SEER Lab has an active graduate training program and SEER Lab students are active in research, teaching, international training (GIS and epidemiology) and field research. Get to know our graduate students.

Current PhD Students

SEER Lab is current recruiting for a fully funded PhD student in the Department of Geography's Medical Geography in Global Health program. This position is funded by a US Defense Threat Reduction Agency grant from the Biological Threat Reduction Agency to study anthrax and brucellosis in humans and livestock in northern Vietnam using a One Health approach.
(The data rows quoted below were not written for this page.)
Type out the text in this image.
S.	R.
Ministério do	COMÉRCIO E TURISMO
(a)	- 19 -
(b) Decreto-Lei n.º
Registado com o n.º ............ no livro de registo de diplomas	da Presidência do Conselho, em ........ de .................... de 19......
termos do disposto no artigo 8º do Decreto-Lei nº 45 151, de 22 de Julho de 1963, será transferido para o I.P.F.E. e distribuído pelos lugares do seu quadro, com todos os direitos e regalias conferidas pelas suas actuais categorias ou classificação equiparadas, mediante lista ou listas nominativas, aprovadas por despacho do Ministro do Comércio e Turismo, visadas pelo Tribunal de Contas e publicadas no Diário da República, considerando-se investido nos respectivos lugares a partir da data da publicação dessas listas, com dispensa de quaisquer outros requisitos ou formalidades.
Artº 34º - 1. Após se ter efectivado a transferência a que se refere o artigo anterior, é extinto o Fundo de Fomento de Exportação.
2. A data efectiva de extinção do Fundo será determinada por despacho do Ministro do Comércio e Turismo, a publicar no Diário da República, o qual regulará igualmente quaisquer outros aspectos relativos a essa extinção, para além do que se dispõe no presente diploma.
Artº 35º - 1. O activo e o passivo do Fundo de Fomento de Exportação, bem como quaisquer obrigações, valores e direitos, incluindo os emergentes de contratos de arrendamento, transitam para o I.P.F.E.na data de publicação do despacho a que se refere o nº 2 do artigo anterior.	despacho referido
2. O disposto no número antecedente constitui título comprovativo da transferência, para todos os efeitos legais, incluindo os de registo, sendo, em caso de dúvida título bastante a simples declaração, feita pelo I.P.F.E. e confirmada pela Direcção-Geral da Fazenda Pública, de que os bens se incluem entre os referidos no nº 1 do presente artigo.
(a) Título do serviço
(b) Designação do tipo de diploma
Students should hold an MS/MA or MPH/MScPH and have an interest in, and experience with, KAP surveys or ecological niche modeling. SEER Lab is an equal opportunity employer and preference will be given for students with experience working Southeast Asia or Vietnamese speakers. Students interested should:

1) email a letter of interest to Dr. Jason K. Blackburn ( and writing samples (previous thesis or published works);

2) visit the UF Graduate School's website and learn about the admissions process;

3) visit the UF Geography Graduate Program homepage and learn about the process within the department.


Past SEER Lab Students


Emily Dinh, PhD 2019. Epizootic Hemorrhagic Disease Virus Transmission Risk in North Florida free-Ranging Ranched and Wild White-Tailed Deer.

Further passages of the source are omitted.